Chaque fois qu’il la touchait, elle avait l’impression que tout le reste disparaissait, que plus rien n’avait d’importance en dehors de ces moments de communion pure et parfaite. Il était son alpha et son oméga, l’homme idéal qui n’existait que pour elle.

— Je suis là, murmura-t-elle.

Elle se pencha vers lui pour l’embrasser, et il plongea les mains dans ses longs cheveux auburn pour l’attirer plus près encore. Enlacés, ils roulèrent sur le grand lit. Peu à peu, la tendresse céda place à l’ardeur, et leurs corps s’enflammèrent sous l’effet de l’envie qu’ils avaient l’un de l’autre.
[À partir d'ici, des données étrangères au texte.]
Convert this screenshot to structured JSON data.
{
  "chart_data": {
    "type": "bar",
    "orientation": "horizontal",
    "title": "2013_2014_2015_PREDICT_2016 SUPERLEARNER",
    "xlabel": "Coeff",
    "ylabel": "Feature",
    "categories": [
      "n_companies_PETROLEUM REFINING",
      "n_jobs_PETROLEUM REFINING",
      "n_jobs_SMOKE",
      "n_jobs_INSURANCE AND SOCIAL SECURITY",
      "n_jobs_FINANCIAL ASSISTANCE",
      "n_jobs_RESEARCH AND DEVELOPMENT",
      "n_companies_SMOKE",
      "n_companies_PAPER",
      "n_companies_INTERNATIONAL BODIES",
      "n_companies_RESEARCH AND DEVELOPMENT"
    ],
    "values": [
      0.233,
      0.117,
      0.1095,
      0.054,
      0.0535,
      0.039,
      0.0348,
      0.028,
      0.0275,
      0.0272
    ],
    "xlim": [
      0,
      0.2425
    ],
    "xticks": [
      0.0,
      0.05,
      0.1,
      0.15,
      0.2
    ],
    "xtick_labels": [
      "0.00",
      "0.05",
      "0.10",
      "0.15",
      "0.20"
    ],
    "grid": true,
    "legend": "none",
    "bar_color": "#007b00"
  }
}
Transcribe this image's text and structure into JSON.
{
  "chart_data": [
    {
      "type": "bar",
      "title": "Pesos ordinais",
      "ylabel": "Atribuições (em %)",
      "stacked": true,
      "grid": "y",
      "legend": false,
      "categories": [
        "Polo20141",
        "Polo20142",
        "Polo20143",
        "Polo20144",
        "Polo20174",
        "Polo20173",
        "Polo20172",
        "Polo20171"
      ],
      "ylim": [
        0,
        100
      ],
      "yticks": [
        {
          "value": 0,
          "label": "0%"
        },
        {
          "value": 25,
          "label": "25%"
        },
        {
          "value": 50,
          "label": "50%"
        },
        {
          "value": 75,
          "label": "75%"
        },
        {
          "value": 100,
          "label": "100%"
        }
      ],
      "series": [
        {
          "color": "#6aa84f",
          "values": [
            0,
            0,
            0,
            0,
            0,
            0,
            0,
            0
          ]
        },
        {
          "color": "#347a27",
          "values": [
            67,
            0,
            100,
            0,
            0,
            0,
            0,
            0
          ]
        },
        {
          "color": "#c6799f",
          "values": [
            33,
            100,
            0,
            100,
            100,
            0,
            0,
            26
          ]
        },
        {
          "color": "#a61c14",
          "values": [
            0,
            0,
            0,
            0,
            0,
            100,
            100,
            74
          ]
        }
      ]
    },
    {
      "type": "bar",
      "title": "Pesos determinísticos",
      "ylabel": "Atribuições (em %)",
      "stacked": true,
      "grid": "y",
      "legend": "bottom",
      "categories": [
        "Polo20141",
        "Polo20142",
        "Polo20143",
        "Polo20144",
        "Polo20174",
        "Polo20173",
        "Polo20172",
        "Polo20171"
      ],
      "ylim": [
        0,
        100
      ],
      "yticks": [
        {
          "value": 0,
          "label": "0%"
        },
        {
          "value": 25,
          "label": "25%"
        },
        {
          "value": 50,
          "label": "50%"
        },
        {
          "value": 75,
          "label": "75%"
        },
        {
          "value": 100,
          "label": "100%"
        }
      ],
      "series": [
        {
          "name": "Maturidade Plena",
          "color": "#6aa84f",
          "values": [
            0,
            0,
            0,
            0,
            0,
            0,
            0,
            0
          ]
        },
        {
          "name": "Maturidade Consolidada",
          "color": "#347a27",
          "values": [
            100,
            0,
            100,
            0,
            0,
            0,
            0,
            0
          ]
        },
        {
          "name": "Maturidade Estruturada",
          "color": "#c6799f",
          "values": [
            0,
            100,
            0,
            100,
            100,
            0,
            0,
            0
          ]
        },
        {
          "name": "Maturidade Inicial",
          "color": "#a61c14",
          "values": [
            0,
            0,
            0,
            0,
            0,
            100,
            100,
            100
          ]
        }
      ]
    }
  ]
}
Sara sentit alors monter en elle un mélange grisant de désir et de joie. Il se répandit en elle, la submergeant entièrement.

Il posa alors sa main sur sa joue et s’écarta légèrement pour la regarder droit dans les yeux. L’expression de son regard trahissait une certaine gravité.

— Il est temps, Sara, lui dit-il.

— Temps ? répéta-t-elle d’une voix rêveuse.

— Tu as fui trop longtemps.

Sara se figea brusquement, comprenant qu’elle n’aimerait probablement pas ce qu’il s’apprêtait à lui dire.

— Je sais que ce sera douloureux pour toi, mais il faut que tu rentres, déclara-t-il posément.

— Je ne peux pas !

— Tu le peux et tu le dois, objecta-t-il. Le voile qui sépare nos deux mondes s’amenuise de jour en jour. Il sera bientôt si fin que je pourrai le franchir. Il faut que tu rentres à la maison.

Les yeux de Sara se remplirent brusquement de larmes. Elle avait toujours su que ce moment viendrait. La première fois qu’il lui était apparu en rêve, il l’avait avertie qu’un jour il lui demanderait quelque chose qu’elle devrait lui accorder.

Si elle avait su alors qu’il s’agirait de cela, elle l’aurait peut-être repoussé. Mais il était trop tard à présent.

— Est-ce que tu seras là ? lui demanda-t-elle.

— Bien sûr, mon amour. Je ne suis jamais parti…

2

— Tu es sûre d’être prête, Sara ?

Sara Vandermeer se détourna de la fenêtre qui offrait une vue imprenable sur la ville et se tourna vers Thomas Brady, l’homme qui était à la fois son oncle adoptif et son avocat. Il était assis derrière son bureau et jouait nerveusement avec son stylo plume, comme chaque fois qu’il abordait un sujet sensible.